Texas has reported a total of six measles cases in 2025 that are not connected to the South Plains outbreak, including three in Harris County and one in Fort Bend County. Most of those cases are associated with international travel, and they are not included in the Texas outbreak total of 505.

I’ll chase down the other states’ numbers for the Friday update. Randall County, by the way, includes part of Amarillo, so that’s another major metro area with cases in it.

The Associated Press has a bit more detail.

As of Friday, there were seven cases at a day care where one young child who was infectious gave it to two other children before it spread to other classrooms, Lubbock Public Health director Katherine Wells said.

“Measles is so contagious I won’t be surprised if it enters other facilities,” Wells said.

There are more than 200 children at the day care, Wells said, and most have had least one dose of the measles, mumps and rubella vaccine, which is first recommended between 12 and 15 months old and a second shot between 4 and 6 years old.

“We do have some children that have only received one dose that are now infected,” she said.

The public health department is recommending that any child with only one vaccine get their second dose early, and changed its recommendation for kids in Lubbock County to get the first vaccine dose at 6 months old instead of 1. A child who is unvaccinated and attends the day care must stay home for 21 days since their last exposure, Wells said.

That doesn’t sound good. Here’s some more on the updated MMR vaccine guidance for Lubbock. All I can say is I hope plenty of people follow that advice.

UPDATE: Hello, El Paso.

William Beaumont Army Medical Center has confirmed El Paso’s first case of measles connected to the ongoing West Texas and Panhandle outbreak.

The patient was checked in Friday at the Mendoza Soldier Family Care Center on Fort Bliss, according to a Tuesday news release. Amabilia G. Payen, a spokesperson for the medical center, did not provide further details about the patient, including vaccination history.

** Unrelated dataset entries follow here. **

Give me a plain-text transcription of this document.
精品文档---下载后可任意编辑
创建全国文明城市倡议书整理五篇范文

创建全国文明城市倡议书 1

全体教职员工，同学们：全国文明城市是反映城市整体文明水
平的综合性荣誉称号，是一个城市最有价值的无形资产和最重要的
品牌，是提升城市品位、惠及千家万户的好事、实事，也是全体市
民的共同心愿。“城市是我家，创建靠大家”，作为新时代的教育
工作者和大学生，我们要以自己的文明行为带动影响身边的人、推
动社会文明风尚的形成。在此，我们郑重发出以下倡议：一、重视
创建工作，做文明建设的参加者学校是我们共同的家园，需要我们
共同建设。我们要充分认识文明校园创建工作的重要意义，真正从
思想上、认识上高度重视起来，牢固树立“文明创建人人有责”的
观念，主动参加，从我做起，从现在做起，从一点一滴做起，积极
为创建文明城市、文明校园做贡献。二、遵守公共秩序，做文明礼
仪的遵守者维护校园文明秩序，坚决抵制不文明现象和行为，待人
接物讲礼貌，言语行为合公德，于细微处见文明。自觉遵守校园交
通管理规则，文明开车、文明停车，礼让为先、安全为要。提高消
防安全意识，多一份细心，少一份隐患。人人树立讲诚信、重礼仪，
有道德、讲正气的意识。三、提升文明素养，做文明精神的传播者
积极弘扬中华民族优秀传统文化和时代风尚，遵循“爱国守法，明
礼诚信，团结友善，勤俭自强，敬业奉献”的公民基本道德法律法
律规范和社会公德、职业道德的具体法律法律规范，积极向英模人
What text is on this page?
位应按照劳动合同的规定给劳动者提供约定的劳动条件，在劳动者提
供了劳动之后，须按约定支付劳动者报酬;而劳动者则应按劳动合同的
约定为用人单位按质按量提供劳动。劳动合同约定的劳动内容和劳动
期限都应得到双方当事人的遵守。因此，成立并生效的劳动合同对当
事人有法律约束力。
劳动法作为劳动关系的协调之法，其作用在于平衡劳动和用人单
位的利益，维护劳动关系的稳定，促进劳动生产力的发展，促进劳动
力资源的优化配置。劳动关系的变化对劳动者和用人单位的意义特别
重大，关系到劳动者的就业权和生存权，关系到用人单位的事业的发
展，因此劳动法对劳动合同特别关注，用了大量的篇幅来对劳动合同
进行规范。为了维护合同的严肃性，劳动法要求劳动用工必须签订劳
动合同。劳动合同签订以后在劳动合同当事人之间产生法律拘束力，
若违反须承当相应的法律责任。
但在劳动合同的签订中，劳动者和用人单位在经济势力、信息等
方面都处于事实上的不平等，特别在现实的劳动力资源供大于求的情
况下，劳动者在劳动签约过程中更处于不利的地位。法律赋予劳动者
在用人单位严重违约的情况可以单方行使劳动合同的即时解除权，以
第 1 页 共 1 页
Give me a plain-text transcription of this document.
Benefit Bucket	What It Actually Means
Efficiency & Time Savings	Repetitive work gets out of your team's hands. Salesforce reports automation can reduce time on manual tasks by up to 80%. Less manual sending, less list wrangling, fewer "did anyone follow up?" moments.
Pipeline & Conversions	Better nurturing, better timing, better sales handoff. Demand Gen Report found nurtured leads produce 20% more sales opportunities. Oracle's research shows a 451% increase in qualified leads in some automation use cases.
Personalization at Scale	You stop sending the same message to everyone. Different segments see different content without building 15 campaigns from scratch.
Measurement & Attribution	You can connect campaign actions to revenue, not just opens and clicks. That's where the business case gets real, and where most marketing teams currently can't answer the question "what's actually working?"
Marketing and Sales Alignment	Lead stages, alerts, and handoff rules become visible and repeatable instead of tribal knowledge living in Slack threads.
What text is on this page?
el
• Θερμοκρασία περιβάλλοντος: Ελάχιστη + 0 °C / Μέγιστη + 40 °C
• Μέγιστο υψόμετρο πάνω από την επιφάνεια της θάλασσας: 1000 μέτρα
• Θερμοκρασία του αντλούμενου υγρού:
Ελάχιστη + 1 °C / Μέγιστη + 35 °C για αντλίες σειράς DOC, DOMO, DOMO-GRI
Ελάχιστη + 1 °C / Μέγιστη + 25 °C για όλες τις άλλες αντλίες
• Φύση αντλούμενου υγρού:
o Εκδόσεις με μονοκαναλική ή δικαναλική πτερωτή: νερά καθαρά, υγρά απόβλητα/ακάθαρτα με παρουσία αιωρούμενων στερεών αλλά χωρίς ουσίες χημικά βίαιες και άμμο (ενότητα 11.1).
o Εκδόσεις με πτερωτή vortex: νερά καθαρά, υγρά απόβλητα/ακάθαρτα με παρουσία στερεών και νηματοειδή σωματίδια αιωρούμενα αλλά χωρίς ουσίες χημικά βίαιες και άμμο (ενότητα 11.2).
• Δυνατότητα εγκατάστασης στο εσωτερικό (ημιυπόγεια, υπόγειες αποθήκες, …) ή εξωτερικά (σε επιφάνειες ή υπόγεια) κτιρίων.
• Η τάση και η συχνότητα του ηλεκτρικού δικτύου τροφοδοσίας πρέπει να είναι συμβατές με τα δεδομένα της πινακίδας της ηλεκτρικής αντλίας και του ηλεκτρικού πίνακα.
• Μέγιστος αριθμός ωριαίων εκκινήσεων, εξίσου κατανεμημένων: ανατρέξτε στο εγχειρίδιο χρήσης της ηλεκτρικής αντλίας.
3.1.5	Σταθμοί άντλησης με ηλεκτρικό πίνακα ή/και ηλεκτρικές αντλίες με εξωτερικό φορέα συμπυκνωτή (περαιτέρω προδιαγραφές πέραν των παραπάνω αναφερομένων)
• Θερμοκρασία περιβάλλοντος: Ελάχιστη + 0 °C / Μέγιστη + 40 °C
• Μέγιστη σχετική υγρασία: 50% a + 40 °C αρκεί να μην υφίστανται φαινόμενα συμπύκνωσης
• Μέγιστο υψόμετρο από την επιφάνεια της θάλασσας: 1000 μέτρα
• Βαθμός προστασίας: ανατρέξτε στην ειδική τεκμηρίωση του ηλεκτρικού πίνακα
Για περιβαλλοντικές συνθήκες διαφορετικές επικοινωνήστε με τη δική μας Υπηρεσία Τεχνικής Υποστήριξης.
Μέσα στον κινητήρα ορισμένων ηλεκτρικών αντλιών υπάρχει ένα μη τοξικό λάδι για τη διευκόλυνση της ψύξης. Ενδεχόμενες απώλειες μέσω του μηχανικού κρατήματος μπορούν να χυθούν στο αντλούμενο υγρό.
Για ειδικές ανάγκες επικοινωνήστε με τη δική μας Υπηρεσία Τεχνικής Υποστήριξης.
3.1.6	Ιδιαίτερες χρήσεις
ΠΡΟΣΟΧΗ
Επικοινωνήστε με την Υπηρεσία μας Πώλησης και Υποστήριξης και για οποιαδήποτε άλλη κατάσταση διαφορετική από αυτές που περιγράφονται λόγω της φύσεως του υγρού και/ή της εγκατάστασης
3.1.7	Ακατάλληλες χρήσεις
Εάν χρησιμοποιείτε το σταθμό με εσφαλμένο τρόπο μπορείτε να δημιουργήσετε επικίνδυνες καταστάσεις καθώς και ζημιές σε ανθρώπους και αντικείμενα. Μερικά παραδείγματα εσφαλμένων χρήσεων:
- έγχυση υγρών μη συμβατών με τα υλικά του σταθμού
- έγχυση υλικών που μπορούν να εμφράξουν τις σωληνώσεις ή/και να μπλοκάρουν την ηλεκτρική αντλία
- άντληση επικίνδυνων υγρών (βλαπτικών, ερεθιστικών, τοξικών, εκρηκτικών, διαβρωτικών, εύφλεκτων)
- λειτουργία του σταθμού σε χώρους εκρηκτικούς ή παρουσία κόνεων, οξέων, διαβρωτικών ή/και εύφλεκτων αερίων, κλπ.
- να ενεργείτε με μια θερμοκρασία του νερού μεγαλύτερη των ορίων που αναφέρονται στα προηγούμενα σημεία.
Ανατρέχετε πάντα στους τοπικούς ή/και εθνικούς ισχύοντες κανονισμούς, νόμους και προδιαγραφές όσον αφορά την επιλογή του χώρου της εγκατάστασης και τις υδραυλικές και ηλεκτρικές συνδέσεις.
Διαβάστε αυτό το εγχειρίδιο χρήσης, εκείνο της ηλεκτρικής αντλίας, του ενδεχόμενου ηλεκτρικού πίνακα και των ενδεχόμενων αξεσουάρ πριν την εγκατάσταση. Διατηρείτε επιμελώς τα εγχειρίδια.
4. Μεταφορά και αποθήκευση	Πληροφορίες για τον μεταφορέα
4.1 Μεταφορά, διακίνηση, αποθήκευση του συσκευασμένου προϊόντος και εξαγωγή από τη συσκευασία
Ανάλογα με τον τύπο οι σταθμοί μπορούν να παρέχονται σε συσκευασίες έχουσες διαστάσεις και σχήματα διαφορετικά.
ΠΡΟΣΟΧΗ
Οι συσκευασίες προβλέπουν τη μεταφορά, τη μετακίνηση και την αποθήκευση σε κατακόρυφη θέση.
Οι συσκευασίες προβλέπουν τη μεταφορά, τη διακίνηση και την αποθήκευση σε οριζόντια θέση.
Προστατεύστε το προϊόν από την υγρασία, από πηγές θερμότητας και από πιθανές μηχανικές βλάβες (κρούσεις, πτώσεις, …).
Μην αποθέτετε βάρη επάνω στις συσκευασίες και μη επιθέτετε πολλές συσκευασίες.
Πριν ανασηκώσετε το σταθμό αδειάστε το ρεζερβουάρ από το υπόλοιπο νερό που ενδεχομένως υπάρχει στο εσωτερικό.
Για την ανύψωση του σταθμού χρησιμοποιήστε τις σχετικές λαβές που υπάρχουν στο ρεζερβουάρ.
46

“That is why prevention is so important,” said Maj. Lacy Male, Army public health nurse, in the news release. “The measles vaccine is highly effective, and two doses provide 97 percent protection against the disease, making it one of the best tools for prevention. There is no treatment for measles, only supportive therapy. We want to vaccinate to prevent infection altogether.”

Army health officials began contact tracing efforts to mitigate the spread of the disease, and also notified local and state health officials. The El Paso Department of Public Health has not responded to questions from El Paso Matters.

In addition to El Paso’s measles case, Mexican health authorities confirmed four cases of measles, or sarampión, in neighboring Ciudad Juárez as of Monday.

It’s just gonna keep on spreading, because that’s what measles does.